I am curious about Randomness test suite.
One of the famous randomness test suite, DIEHARDER, said that Endianness does not matter for a "GOOD" random generator.
Note that this is not the same as writing raw floating point numbers (that will not be random at all as a bitstream) and that "endianness" of the uints should not matter for the null hypothesis of a "good" generator, as random bytes are random in any order.
Just a rough guess, I think there is no difference between Big-endian and Little-endian in Randomness test. Because Randomness test is about counting the number of 0 or 1, checking pattern of bitstream, etc. (I read the whole paper, NIST SP800-22 revision 1a.)
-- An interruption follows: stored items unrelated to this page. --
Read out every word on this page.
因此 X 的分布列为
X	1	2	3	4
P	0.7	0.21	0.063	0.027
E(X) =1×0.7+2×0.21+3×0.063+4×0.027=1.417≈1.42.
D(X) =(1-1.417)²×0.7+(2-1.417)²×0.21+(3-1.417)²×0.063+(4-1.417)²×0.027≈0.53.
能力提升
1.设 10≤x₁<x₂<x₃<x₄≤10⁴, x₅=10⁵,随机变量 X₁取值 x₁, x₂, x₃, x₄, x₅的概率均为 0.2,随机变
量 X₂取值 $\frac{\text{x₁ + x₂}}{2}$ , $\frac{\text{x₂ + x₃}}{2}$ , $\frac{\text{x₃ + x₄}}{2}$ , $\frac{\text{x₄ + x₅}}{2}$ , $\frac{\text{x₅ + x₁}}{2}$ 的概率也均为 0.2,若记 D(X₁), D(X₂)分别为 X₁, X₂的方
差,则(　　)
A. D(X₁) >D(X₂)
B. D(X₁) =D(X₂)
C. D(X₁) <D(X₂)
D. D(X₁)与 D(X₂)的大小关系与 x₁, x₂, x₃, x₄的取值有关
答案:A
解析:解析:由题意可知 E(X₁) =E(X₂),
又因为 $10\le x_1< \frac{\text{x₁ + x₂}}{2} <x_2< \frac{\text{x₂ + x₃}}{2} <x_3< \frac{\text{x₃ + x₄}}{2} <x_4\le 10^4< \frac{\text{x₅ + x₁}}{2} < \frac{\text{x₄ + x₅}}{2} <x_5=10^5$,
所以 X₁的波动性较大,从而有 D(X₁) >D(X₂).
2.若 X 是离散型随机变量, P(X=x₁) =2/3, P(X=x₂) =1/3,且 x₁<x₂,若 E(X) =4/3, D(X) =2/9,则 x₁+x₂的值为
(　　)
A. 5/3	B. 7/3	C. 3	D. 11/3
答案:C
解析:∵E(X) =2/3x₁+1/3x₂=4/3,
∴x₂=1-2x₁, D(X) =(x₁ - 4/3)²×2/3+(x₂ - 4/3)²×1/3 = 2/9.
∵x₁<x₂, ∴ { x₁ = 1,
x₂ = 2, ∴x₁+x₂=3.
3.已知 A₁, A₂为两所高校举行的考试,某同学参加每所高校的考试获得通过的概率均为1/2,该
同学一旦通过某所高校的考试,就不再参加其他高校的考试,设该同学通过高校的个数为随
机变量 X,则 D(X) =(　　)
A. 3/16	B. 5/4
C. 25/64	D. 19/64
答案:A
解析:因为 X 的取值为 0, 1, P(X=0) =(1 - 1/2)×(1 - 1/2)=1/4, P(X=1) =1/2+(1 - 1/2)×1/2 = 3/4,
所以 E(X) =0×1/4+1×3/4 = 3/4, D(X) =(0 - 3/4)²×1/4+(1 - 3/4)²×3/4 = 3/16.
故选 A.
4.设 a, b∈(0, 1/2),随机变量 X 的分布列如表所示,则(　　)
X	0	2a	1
But there is no written document in NIST SP800-22 that "Endianness doesn't affect the purpose of Randomness test".
Question.
Is there any missing part that saying "Endianness doesn't matter" in NIST SP800-22 paper?
Can I test Randomness without thinking of Endianness?
Why I got this question.
There is good example of Dieharder input file and NIST SP800-22 input file in data/data.pi
with ASCII character.
And also I found out that Dieharder read file(ASCII) as Little-Endian and NIST read file(ASCII) as Big-Endian. You can see in stackoverflow how I found out.
However, due to Endianness, I have to make two output files. One is Big-Endian and the other one is Little-Endian. This could be waste of time and memory. So I wonder that "Does Endianness matter in NIST SP800-22 test suite?"